13.3.10 Finding Anagrams From A Dictionary

An interesting programming challenge is to search for anagrams in a word list (such as ‘/usr/share/dict/words’ on many GNU/Linux systems). One word is an anagram of another if both words contain the same letters (for example, “babbling” and “blabbing”).

An elegant algorithm is presented in Column 2, Problem C of Jon Bentley’s Programming Pearls, second edition. The idea is to give words that are anagrams a common signature, sort all the words together by their signature, and then print them. Dr. Bentley observes that taking the letters in each word and sorting them produces that common signature.

The following program uses arrays of arrays to bring together words with the same signature and array sorting to print the words in sorted order.

# anagram.awk --- An implementation of the anagram finding algorithm
#                 from Jon Bentley's "Programming Pearls", 2nd edition.
#                 Addison Wesley, 2000, ISBN 0-201-65788-0.
#                 Column 2, Problem C, section 2.8, pp 18-20.

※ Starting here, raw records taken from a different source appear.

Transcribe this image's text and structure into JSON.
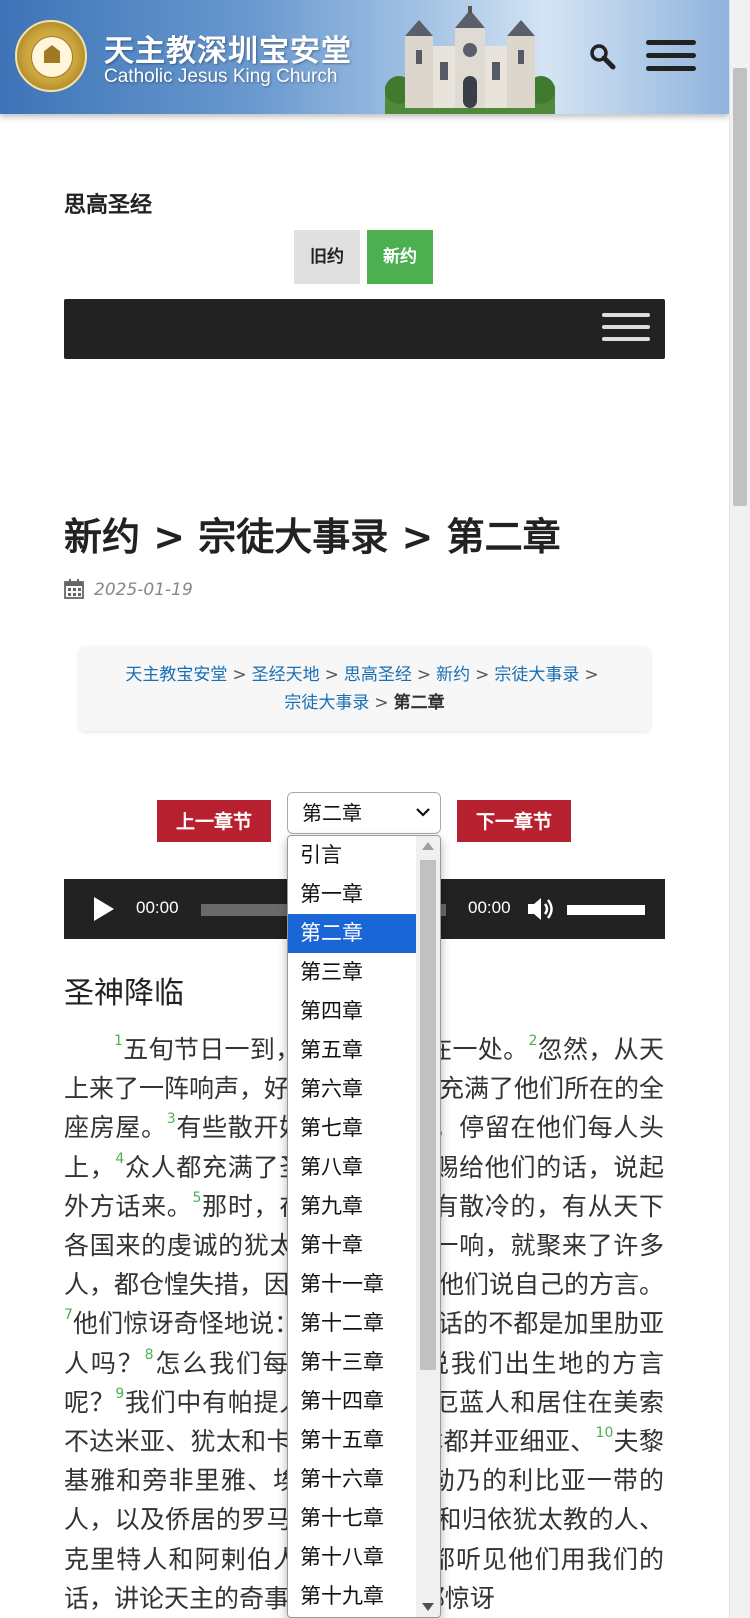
{
  "header": {
    "title_cn": "天主教深圳宝安堂",
    "title_en": "Catholic Jesus King Church"
  },
  "bible": {
    "name": "思高圣经",
    "old_testament": "旧约",
    "new_testament": "新约"
  },
  "page": {
    "title": "新约 > 宗徒大事录 > 第二章",
    "date": "2025-01-19"
  },
  "breadcrumb": {
    "items": [
      "天主教宝安堂",
      "圣经天地",
      "思高圣经",
      "新约",
      "宗徒大事录",
      "宗徒大事录"
    ],
    "current": "第二章"
  },
  "chapter_nav": {
    "prev": "上一章节",
    "next": "下一章节",
    "selected": "第二章",
    "options": [
      "引言",
      "第一章",
      "第二章",
      "第三章",
      "第四章",
      "第五章",
      "第六章",
      "第七章",
      "第八章",
      "第九章",
      "第十章",
      "第十一章",
      "第十二章",
      "第十三章",
      "第十四章",
      "第十五章",
      "第十六章",
      "第十七章",
      "第十八章",
      "第十九章"
    ]
  },
  "audio": {
    "current_time": "00:00",
    "total_time": "00:00",
    "progress": 0,
    "volume": 1.0
  },
  "content": {
    "section_heading": "圣神降临",
    "verses": [
      {
        "n": "1",
        "text": "五旬节日一到，他们都聚集在一处。"
      },
      {
        "n": "2",
        "text": "忽然，从天上来了一阵响声，好像暴风刮来，充满了他们所在的全座房屋。"
      },
      {
        "n": "3",
        "text": "有些散开好像火的舌头，停留在他们每人头上，"
      },
      {
        "n": "4",
        "text": "众人都充满了圣神，照圣神赐给他们的话，说起外方话来。"
      },
      {
        "n": "5",
        "text": "那时，在耶路撒冷住有散冷的，有从天下各国来的虔诚的犹太人。"
      },
      {
        "n": "6",
        "text": "这声音一响，就聚来了许多人，都仓惶失措，因为人人都听见他们说自己的方言。"
      },
      {
        "n": "7",
        "text": "他们惊讶奇怪地说：“看，这些说话的不都是加里肋亚人吗？"
      },
      {
        "n": "8",
        "text": "怎么我们每人听见他们说我们出生地的方言呢？"
      },
      {
        "n": "9",
        "text": "我们中有帕提人、玛待人、厄蓝人和居住在美索不达米亚、犹太和卡帕多细雅、本都并亚细亚、"
      },
      {
        "n": "10",
        "text": "夫黎基雅和旁非里雅、埃及并靠近基勒乃的利比亚一带的人，以及侨居的罗马人、"
      },
      {
        "n": "11",
        "text": "犹太人和归依犹太教的人、克里特人和阿剌伯人，怎么我们都听见他们用我们的话，讲论天主的奇事呢？”"
      },
      {
        "n": "12",
        "text": "众人都惊讶"
      }
    ]
  },
  "colors": {
    "testament_active": "#4caf50",
    "chapter_button": "#b7202e",
    "link": "#1a6fb3",
    "dropdown_selected": "#1a66d6",
    "dark_bar": "#222222"
  },
  "icons": {
    "search": "search-icon",
    "menu": "hamburger-menu-icon",
    "calendar": "calendar-icon",
    "play": "play-icon",
    "volume": "volume-icon"
  }
}
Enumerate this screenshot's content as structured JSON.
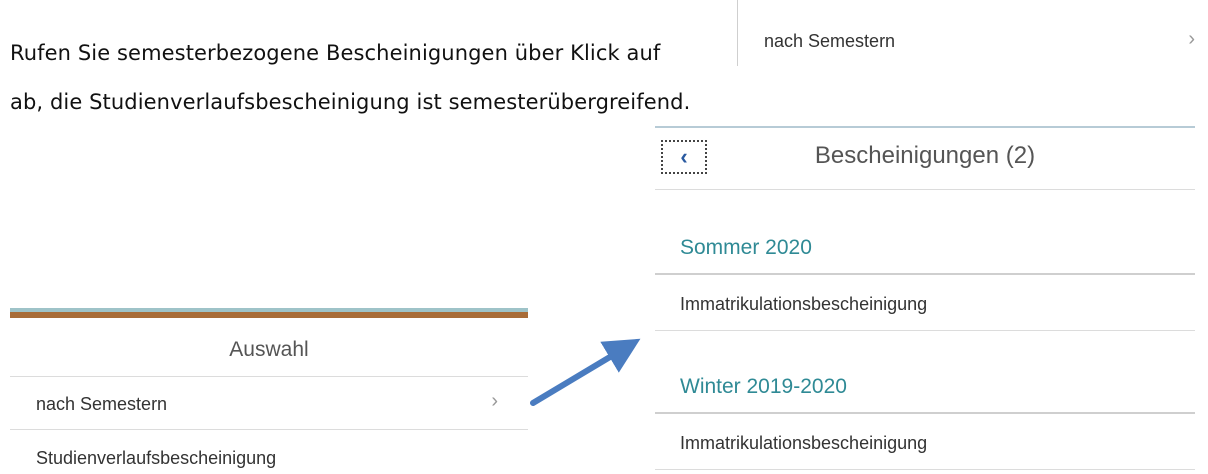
{
  "doc": {
    "line1": "Rufen Sie semesterbezogene Bescheinigungen über Klick auf",
    "line2": "ab, die Studienverlaufsbescheinigung ist semesterübergreifend."
  },
  "snippet": {
    "label": "nach Semestern",
    "chevron": "›"
  },
  "left_panel": {
    "title": "Auswahl",
    "items": [
      {
        "label": "nach Semestern",
        "chevron": "›"
      },
      {
        "label": "Studienverlaufsbescheinigung"
      }
    ]
  },
  "right_panel": {
    "back_icon": "‹",
    "title": "Bescheinigungen (2)",
    "groups": [
      {
        "name": "Sommer 2020",
        "items": [
          "Immatrikulationsbescheinigung"
        ]
      },
      {
        "name": "Winter 2019-2020",
        "items": [
          "Immatrikulationsbescheinigung"
        ]
      }
    ]
  },
  "colors": {
    "group_heading": "#2f8a95",
    "arrow": "#4a7cc0",
    "accent_bar_top": "#9ec3c8",
    "accent_bar_bottom": "#a86c38"
  }
}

/'s$/   { next }        # Skip possessives

The program starts with a header, and then a rule to skip possessives in the dictionary file. The next rule builds up the data structure. The first dimension of the array is indexed by the signature; the second dimension is the word itself:

{
    key = word2key($1)  # Build signature
    data[key][$1] = $1  # Store word with signature
}

The word2key() function creates the signature. It splits the word apart into individual letters, sorts the letters, and then joins them back together:

# word2key --- split word apart into letters, sort, joining back together

function word2key(word,     a, i, n, result)
{
    n = split(word, a, "")
    asort(a)

    for (i = 1; i <= n; i++)
        result = result a[i]

    return result
}

Finally, the END rule traverses the array and prints out the anagram lists. It sends the output to the system sort command, since otherwise the anagrams would appear in arbitrary order:

END {
    sort = "sort"
    for (key in data) {
        # Sort words with same key
        nwords = asorti(data[key], words)
        if (nwords == 1)
            continue

        # And print. Minor glitch: trailing space at end of each line
        for (j = 1; j <= nwords; j++)
            printf("%s ", words[j]) | sort
        print "" | sort
    }
    close(sort)
}

Here is some partial output when the program is run:

$ gawk -f anagram.awk /usr/share/dict/words | grep '^b'
…
babbled blabbed 
babbler blabber brabble 
babblers blabbers brabbles 
babbling blabbing 
babbly blabby 
babel bable 
babels beslab 
babery yabber 
…